After you wander among the graves, take a moment to sit. Resting on the grass and reflecting gave me time to be still and process my thoughts. It’s also a stance that I felt was respectful given the significance of the place.

Graves at the D-Day cemetery.
Sharon Odegaard

Look For The Miracles

While war always brings sorrow, I learned that looking for the heartwarming stories helps. I booked a day with a local guide who has talked with French people who witnessed D-Day firsthand. He’s also met numerous veterans when they’ve returned to Normandy. He supplied me with so many uplifting stories.

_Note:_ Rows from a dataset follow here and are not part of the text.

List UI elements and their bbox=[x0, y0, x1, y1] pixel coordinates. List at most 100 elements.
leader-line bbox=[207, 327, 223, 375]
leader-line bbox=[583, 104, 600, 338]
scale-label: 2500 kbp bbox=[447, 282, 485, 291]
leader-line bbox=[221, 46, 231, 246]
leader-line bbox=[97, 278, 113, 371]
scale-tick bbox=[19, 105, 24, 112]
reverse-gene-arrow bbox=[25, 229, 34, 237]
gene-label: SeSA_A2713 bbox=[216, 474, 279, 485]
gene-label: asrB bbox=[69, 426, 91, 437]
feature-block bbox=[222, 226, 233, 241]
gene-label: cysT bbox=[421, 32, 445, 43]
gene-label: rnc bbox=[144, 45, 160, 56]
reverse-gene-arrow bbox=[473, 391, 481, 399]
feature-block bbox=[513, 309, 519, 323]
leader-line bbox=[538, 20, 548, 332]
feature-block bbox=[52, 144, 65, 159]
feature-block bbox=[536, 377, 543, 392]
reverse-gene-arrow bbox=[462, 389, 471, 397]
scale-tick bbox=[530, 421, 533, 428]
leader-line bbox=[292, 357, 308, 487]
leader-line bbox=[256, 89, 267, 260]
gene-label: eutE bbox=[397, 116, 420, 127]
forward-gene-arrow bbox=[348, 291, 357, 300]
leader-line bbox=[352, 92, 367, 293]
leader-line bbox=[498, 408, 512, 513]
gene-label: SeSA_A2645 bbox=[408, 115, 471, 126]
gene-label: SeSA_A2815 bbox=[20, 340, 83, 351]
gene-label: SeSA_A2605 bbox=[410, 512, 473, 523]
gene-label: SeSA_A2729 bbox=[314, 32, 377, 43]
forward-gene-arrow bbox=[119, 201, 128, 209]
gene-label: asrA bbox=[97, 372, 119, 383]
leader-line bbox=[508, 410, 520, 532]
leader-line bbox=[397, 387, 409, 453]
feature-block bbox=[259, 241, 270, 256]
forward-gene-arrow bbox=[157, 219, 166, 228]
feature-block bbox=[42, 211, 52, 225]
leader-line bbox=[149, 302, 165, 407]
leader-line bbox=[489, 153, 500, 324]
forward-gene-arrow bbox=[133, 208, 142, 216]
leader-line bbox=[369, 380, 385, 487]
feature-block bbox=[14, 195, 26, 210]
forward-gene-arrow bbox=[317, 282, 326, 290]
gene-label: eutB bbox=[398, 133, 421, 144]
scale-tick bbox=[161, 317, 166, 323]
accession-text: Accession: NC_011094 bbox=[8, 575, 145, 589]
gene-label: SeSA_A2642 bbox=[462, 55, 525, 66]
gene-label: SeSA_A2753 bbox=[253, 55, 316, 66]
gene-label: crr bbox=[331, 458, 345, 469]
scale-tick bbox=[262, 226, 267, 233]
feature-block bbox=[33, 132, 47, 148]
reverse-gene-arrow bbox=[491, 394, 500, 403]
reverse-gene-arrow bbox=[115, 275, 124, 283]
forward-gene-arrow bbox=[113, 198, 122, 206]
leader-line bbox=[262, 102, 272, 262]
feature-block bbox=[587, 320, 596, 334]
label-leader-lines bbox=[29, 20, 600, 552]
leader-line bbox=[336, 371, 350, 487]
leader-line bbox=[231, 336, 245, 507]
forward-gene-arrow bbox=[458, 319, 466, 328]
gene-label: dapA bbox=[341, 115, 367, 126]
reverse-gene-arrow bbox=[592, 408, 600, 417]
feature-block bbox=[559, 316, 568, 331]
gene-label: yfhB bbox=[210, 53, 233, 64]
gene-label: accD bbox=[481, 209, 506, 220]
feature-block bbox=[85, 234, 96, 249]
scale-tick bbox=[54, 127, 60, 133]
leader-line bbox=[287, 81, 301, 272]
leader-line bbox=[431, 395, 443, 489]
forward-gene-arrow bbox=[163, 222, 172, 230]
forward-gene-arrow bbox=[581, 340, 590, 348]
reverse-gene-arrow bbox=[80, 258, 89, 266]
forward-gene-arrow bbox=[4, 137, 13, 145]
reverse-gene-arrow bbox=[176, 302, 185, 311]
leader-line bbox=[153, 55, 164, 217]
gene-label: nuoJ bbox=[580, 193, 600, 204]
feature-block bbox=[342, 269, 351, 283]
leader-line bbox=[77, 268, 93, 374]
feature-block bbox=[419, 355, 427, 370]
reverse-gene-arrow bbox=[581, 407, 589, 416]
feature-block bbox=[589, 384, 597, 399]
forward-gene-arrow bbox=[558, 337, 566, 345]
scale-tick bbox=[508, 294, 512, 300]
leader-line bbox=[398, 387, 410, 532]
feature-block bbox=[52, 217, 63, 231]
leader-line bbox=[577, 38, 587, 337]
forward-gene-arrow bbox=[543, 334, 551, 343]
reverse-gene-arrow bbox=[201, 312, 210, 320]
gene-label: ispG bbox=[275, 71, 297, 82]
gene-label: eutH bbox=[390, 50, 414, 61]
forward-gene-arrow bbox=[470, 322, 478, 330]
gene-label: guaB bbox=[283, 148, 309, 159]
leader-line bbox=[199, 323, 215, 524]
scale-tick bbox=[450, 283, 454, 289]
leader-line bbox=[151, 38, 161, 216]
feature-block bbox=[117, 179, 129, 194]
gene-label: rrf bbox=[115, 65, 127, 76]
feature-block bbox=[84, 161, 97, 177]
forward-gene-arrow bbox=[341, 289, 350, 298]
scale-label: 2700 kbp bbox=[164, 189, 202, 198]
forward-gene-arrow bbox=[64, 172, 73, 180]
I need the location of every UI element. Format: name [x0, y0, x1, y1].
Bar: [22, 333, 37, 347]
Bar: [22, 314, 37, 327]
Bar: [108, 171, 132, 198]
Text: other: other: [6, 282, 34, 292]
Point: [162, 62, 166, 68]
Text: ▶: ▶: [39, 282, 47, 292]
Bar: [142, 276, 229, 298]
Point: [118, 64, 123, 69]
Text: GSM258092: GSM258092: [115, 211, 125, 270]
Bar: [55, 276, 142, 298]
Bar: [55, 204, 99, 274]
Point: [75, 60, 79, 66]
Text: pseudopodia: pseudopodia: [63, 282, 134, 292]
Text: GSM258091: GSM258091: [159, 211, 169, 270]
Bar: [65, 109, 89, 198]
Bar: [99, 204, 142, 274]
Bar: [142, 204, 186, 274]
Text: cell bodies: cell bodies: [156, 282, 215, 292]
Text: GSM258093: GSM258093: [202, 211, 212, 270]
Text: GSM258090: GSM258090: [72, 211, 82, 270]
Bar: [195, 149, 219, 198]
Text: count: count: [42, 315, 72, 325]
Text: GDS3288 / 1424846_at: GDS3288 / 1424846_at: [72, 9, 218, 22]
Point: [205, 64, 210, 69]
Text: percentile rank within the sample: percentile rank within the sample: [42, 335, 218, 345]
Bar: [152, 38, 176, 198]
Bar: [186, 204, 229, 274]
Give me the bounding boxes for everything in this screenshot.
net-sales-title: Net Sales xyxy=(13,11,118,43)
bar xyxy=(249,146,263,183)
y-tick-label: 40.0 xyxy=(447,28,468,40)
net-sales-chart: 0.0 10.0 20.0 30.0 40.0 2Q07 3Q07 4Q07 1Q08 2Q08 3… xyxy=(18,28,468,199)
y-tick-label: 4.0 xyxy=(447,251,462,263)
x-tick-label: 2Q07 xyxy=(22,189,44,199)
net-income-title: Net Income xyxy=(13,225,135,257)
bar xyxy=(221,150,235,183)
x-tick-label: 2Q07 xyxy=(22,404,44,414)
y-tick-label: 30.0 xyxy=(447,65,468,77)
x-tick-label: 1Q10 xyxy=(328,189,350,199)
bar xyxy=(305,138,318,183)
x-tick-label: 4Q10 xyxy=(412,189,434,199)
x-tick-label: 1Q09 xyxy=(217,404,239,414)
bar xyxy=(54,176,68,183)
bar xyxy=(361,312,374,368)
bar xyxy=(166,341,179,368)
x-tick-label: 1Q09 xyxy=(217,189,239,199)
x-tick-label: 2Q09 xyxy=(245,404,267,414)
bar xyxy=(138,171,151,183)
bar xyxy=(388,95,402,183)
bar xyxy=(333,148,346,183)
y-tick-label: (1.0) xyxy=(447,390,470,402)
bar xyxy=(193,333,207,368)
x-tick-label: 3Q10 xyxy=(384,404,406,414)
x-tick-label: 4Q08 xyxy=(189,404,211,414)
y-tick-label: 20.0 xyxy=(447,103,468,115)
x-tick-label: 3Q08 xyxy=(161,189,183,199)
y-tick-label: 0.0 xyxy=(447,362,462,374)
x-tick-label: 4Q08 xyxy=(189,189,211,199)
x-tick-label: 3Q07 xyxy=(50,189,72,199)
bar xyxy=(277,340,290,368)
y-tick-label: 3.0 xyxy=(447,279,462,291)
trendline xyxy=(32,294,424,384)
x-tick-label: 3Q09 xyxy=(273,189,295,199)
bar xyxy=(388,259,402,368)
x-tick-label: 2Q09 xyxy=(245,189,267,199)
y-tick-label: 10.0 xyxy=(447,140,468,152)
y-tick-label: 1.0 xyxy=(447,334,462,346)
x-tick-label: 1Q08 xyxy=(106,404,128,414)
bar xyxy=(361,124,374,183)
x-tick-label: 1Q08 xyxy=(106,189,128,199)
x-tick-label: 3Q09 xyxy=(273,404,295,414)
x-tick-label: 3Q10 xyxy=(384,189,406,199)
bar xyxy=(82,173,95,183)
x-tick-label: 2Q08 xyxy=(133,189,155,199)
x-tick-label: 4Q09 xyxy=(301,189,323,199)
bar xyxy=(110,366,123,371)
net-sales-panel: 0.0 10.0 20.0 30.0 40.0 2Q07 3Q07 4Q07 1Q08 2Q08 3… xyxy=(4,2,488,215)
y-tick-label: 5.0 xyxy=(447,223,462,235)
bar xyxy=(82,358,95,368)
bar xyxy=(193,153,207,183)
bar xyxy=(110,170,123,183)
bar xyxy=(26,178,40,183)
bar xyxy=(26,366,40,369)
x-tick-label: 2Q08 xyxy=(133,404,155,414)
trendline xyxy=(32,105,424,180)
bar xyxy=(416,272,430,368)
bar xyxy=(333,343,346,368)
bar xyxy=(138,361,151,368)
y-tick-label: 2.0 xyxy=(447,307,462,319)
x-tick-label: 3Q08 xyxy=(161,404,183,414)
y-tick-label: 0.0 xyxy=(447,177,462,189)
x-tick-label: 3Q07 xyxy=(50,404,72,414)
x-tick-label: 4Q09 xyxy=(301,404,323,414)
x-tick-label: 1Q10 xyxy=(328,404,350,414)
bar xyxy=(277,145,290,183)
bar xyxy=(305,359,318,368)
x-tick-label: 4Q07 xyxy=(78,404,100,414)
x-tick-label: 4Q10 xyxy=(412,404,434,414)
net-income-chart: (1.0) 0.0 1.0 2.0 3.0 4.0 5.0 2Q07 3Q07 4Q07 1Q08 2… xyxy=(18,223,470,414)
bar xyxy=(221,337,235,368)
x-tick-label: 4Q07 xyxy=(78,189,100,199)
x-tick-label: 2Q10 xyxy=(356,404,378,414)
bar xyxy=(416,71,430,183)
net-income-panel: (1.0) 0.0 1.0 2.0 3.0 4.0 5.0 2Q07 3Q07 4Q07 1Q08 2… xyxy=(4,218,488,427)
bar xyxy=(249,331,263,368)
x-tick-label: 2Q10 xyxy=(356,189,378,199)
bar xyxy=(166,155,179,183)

One of my favorites was his answer to my question about why the town of Bayeux, just over three miles from the beach, wasn’t destroyed by bombs as many towns were. He told me that on the evening of D-Day, a priest from Bayeux knew the Allies had gained a hold on the beach. He also figured that the next day, bombs would fall on his beloved town as the Allies moved inland to dislodge the Germans. He stole away through the night to an Allied commander to inform him that the Germans had quietly abandoned Bayeux that day. There was no need to bomb the town. The Allies believed him, cancelled the planned bombardment, and the next day liberated Bayeux without a fight. The cathedral dating from the 1100s and the town’s winding cobblestone streets survived. The bravery of one priest willing to risk his life saved medieval Bayeux.

Flags from the Allied countries.
Sharon Odegaard

Many Countries, A Common Goal

Like many Americans, on my first visit to Normandy, I went only to Omaha Beach, the most famous of my country’s sites. But I thought there might be something gained from seeing the entire invasion area. My hunch was right.

Touring all the beaches allowed me to find out more about the contributions of the British and other soldiers. I was able to get a better grasp of how each sector fit into the grand plan. Whether it was taking a road, laying a cement harbor in the water, or liberating a town, all the parts made a whole. Being in the five areas widened my understanding of how people from different countries came together to work toward a common goal. And that is a good reason to travel, no matter where you go.

Utah Beach in Normandy.
Sharon Odegaard

Gaining A New Perspective On Life

Knowing more about what happened on these beaches reminded me that, while I have value as a person, the world does not revolve around me. Soldiers and civilians alike sacrificed everything for each other and for liberation. It made me feel small, in a good way. An ache or pain, a disappointment, money worries -- these everyday problems pale in comparison to the life-and-death circumstances of war.

I traveled to the D-Day beaches to pay respects to those who were part of the Normandy campaign. Visiting here made me think of the words of President Abraham Lincoln during America’s Civil War: “In a larger sense, we cannot dedicate, we cannot consecrate, we cannot hallow this ground. The brave men, living and dead, who struggled here, have hallowed it, far above our poor power to add or detract.” While this is true of the D-Day beaches too, a visit will give you the opportunity to honor the heroes of Normandy while at the same time inspiring you to be brave in the face of whatever life brings.